RAMALLAH, West Bank — Palestinian Authority President Mahmoud Abbas yesterday called for early elections that could freeze Hamas out of the political arena, thus deepening animosities with the Islamist militant group after its violent takeover of the Gaza Strip.

Mr. Abbas told the Palestine Central Council, a top decision-making body, that he wanted it to issue a declaration of early elections at an unspecified date. He said he would call for the elimination of regional balloting, which cost his Fatah party a number of seats in the 2006 vote for parliament. Rival Fatah candidates split their vote in many regions, and Hamas handily won the election.

In the new election, Palestinians will vote for parties that will divide parliament in proportion to the votes received, Mr. Abbas said. The system would likely lead to Fatah control over the government.

“We will call on the council to decide on early elections. … We want elections because a democratic choice is the right for all the people,” Mr. Abbas said. “We won’t exclude anybody from having their say in a democratic way.”

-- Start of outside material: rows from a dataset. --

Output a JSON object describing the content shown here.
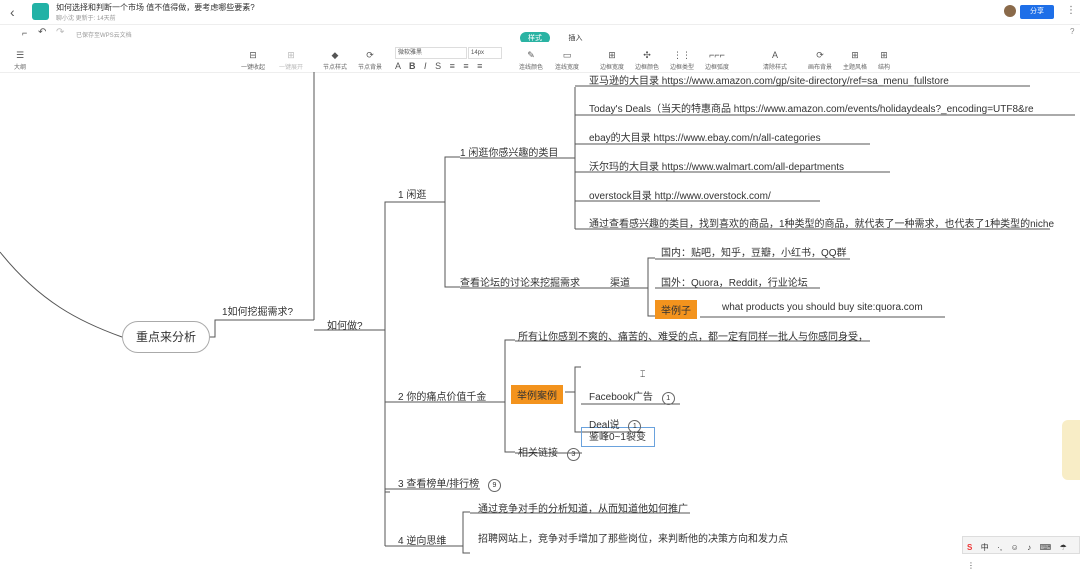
{
  "window": {
    "doc_title": "如何选择和判断一个市场 值不值得做，要考虑哪些要素?",
    "doc_meta": "聊小沈  更新于: 14天前",
    "share_label": "分享",
    "back_icon": "chevron-left-icon"
  },
  "header": {
    "save_status": "已保存至WPS云文档",
    "tabs": [
      "样式",
      "插入"
    ],
    "active_tab": "样式"
  },
  "toolbar": {
    "outline": "大纲",
    "collapse_one": "一键收起",
    "expand_one": "一键展开",
    "node_style": "节点样式",
    "node_bg": "节点背景",
    "font_family": "微软雅黑",
    "font_size": "14px",
    "line_color": "连线颜色",
    "line_width": "连线宽度",
    "border_width": "边框宽度",
    "border_color": "边框颜色",
    "border_type": "边框类型",
    "border_radius": "边框弧度",
    "clear_style": "清除样式",
    "canvas_bg": "画布背景",
    "theme_style": "主题风格",
    "structure": "结构"
  },
  "mindmap": {
    "central": "重点来分析",
    "l1": "1如何挖掘需求?",
    "l2": "如何做?",
    "b1": "1 闲逛",
    "b1_1": "1 闲逛你感兴趣的类目",
    "b1_1_items": [
      "亚马逊的大目录        https://www.amazon.com/gp/site-directory/ref=sa_menu_fullstore",
      "Today's Deals（当天的特惠商品        https://www.amazon.com/events/holidaydeals?_encoding=UTF8&re",
      "ebay的大目录        https://www.ebay.com/n/all-categories",
      "沃尔玛的大目录        https://www.walmart.com/all-departments",
      "overstock目录        http://www.overstock.com/",
      "通过查看感兴趣的类目，找到喜欢的商品，1种类型的商品，就代表了一种需求，也代表了1种类型的niche"
    ],
    "b1_2": "查看论坛的讨论来挖掘需求",
    "b1_2_channel": "渠道",
    "b1_2_cn": "国内：贴吧，知乎，豆瓣，小红书，QQ群",
    "b1_2_foreign": "国外：Quora，Reddit，行业论坛",
    "b1_2_example_tag": "举例子",
    "b1_2_example": "what products you should buy site:quora.com",
    "b2": "2 你的痛点价值千金",
    "b2_pain": "所有让你感到不爽的、痛苦的、难受的点，都一定有同样一批人与你感同身受，",
    "b2_case_tag": "举例案例",
    "b2_case1": "鉴峰0~1裂变",
    "b2_case2": "Facebook广告",
    "b2_case2_badge": "1",
    "b2_case3": "Deal说",
    "b2_case3_badge": "1",
    "b2_links": "相关链接",
    "b2_links_badge": "3",
    "b3": "3 查看榜单/排行榜",
    "b3_badge": "9",
    "b4": "4 逆向思维",
    "b4_1": "通过竞争对手的分析知道，从而知道他如何推广",
    "b4_2": "招聘网站上，竞争对手增加了那些岗位，来判断他的决策方向和发力点"
  },
  "tray": {
    "ime": "中"
  },
  "colors": {
    "accent": "#2ab3a3",
    "share": "#1e6fe8",
    "tag": "#f3931d",
    "line": "#555555"
  }
}
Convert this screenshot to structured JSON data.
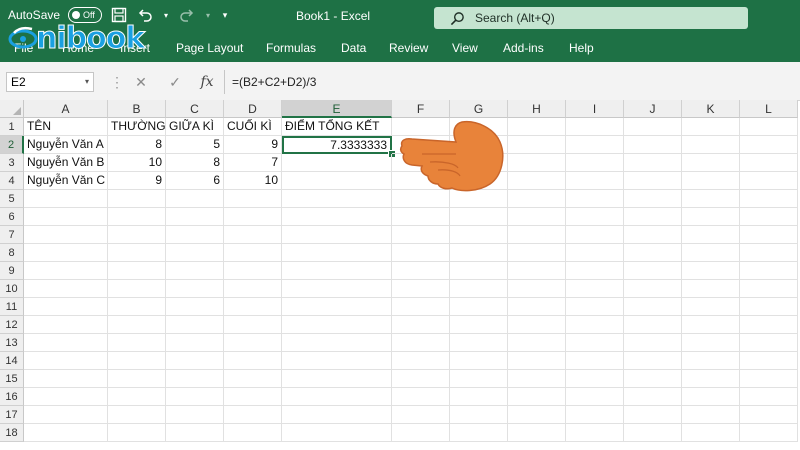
{
  "titlebar": {
    "autosave_label": "AutoSave",
    "autosave_state": "Off",
    "document_title": "Book1 - Excel",
    "search_placeholder": "Search (Alt+Q)",
    "accent": "#1e7145"
  },
  "logo": {
    "text": "nibook"
  },
  "ribbon": {
    "tabs": [
      "File",
      "Home",
      "Insert",
      "Page Layout",
      "Formulas",
      "Data",
      "Review",
      "View",
      "Add-ins",
      "Help"
    ]
  },
  "formula_bar": {
    "name_box": "E2",
    "formula": "=(B2+C2+D2)/3"
  },
  "sheet": {
    "columns": [
      "A",
      "B",
      "C",
      "D",
      "E",
      "F",
      "G",
      "H",
      "I",
      "J",
      "K",
      "L"
    ],
    "rows": [
      "1",
      "2",
      "3",
      "4",
      "5",
      "6",
      "7",
      "8",
      "9",
      "10",
      "11",
      "12",
      "13",
      "14",
      "15",
      "16",
      "17",
      "18"
    ],
    "cells": {
      "A1": "TÊN",
      "B1": "THƯỜNG XUYÊN",
      "C1": "GIỮA KÌ",
      "D1": "CUỐI KÌ",
      "E1": "ĐIỂM TỔNG KẾT",
      "A2": "Nguyễn Văn A",
      "B2": "8",
      "C2": "5",
      "D2": "9",
      "E2": "7.3333333",
      "A3": "Nguyễn Văn B",
      "B3": "10",
      "C3": "8",
      "D3": "7",
      "A4": "Nguyễn Văn C",
      "B4": "9",
      "C4": "6",
      "D4": "10"
    },
    "active_cell": "E2",
    "selection_color": "#217346"
  }
}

Mr. Abbas‘ aides said they expected the election by the end of the year or early 2008.

Mr. Abbas repeated his charge that Hamas carried out a coup against him in Gaza.

“Nothing can justify the crime of the coup they committed,” he said. “Even the devil cannot match their lies.”

Hamas is “committing capital crimes, bloody crimes against our people every day, every minute, every hour,” he said. “There will be no dialogue until they return Gaza to what it was before.”

Hamas spokesman Sami Abu Zuhri in Gaza said the Palestine Central Council had no authority to call elections.

“It is not legitimate to issue such a recommendation,” he said. “This council has … no mandate and no authority.”

Under current conditions, it would be impossible to have a vote in Gaza, which would risk new violence with Hamas. Many Hamas militants in the West Bank have gone into hiding, but the group has threatened to activate its militants if Mr. Abbas pushes them too hard.

“The previous election passed quietly, peacefully, smoothly without a drop of blood. I don’t expect the coming election to be quiet without confrontation,” Said Siyam, a prominent Hamas lawmaker in Gaza, told the Al Aqsa television station.

Since taking control of Gaza, the area’s Hamas rulers have been plunged into deep international isolation, while Mr. Abbas‘ West Bank government has received support from Israel and the West.

The European Union’s foreign policy chief, Javier Solana, visited the Palestinian leader yesterday to voice his support. The visit came amid a flurry of diplomatic activity aimed at bolstering Mr. Abbas. Today, members of the Quartet of Mideast mediators — the United States, European Union, United Nations and Russia — are meeting in Portugal.

French diplomats signed a deal giving $20.7 million in direct aid to the Palestinians. Mr. Abbas said that Europe has restored foreign aid to his government, but he is still waiting for the $180 million pledged by the United States.